Dutch public health authorities declared that one of two Dutch doctors feared to have been infected with the deadly Ebola virus in Sierra Leone has malaria.
"She's being treated for malaria," Harald Wychgel, spokesman for the National Institute for Health and the Environment (RIVM), told AFP of Erdi Huizenga.
"We have carried out tests to see if she's also infected with Ebola. The results show that for the time being she does not have Ebola," said Wychgel.
Doctors Huizenga and Nick Zwinkels last week put themselves into voluntary quarantine for two weeks after they returned from Sierra Leone on September 14.
They had been working in a clinic their charity runs in the central town of Yele.
The incubation period for the virus is between two and 21 days.
They showed no symptoms of Ebola, a virus which has killed almost 3,000 people in west Africa so far this year in an epidemic international organisations say is running out of control.
Zwinkels and Huizenga came into contact with Ebola-infected patients in the Sierra Leone clinic, which mostly treats malaria cases, where one other staff member had died of the virus.
The RIVM said that another Dutchman who had recently travelled to infected zones and been hospitalised last week is also being treated for malaria.

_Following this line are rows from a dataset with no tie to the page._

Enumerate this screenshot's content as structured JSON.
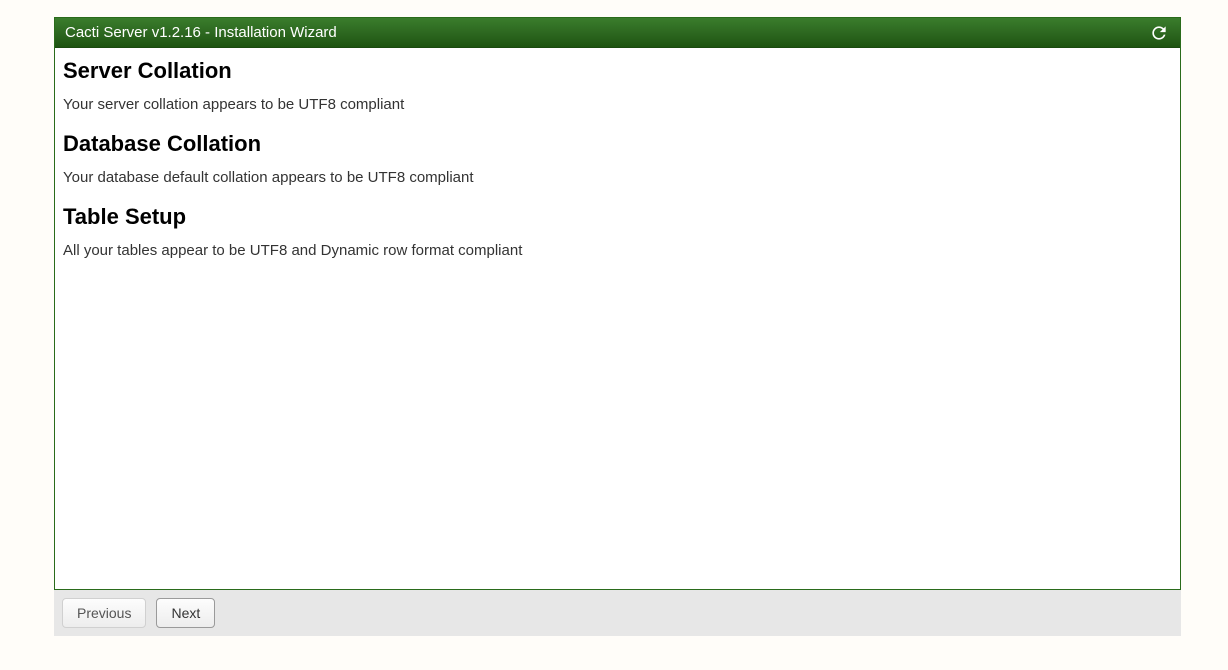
{
  "header": {
    "title": "Cacti Server v1.2.16 - Installation Wizard"
  },
  "sections": {
    "server_collation": {
      "heading": "Server Collation",
      "text": "Your server collation appears to be UTF8 compliant"
    },
    "database_collation": {
      "heading": "Database Collation",
      "text": "Your database default collation appears to be UTF8 compliant"
    },
    "table_setup": {
      "heading": "Table Setup",
      "text": "All your tables appear to be UTF8 and Dynamic row format compliant"
    }
  },
  "footer": {
    "previous_label": "Previous",
    "next_label": "Next"
  }
}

"He has not been infected with Ebola," spokesman Wychgel said, after the incubation period passed.
Around 15 people have been tested for Ebola in the Netherlands in recent weeks, and all the tests have come back negative, the RIVM said.
Several Western health workers have been flown home after being contaminated and given experimental drugs to combat the disease. Most have recovered.
Sierra Leone, Guinea and Liberia are the hardest-hit countries.
Although no vaccine is commercially available, early treatment involving constant rehydration and medication to alleviate fever increases the chances of survival.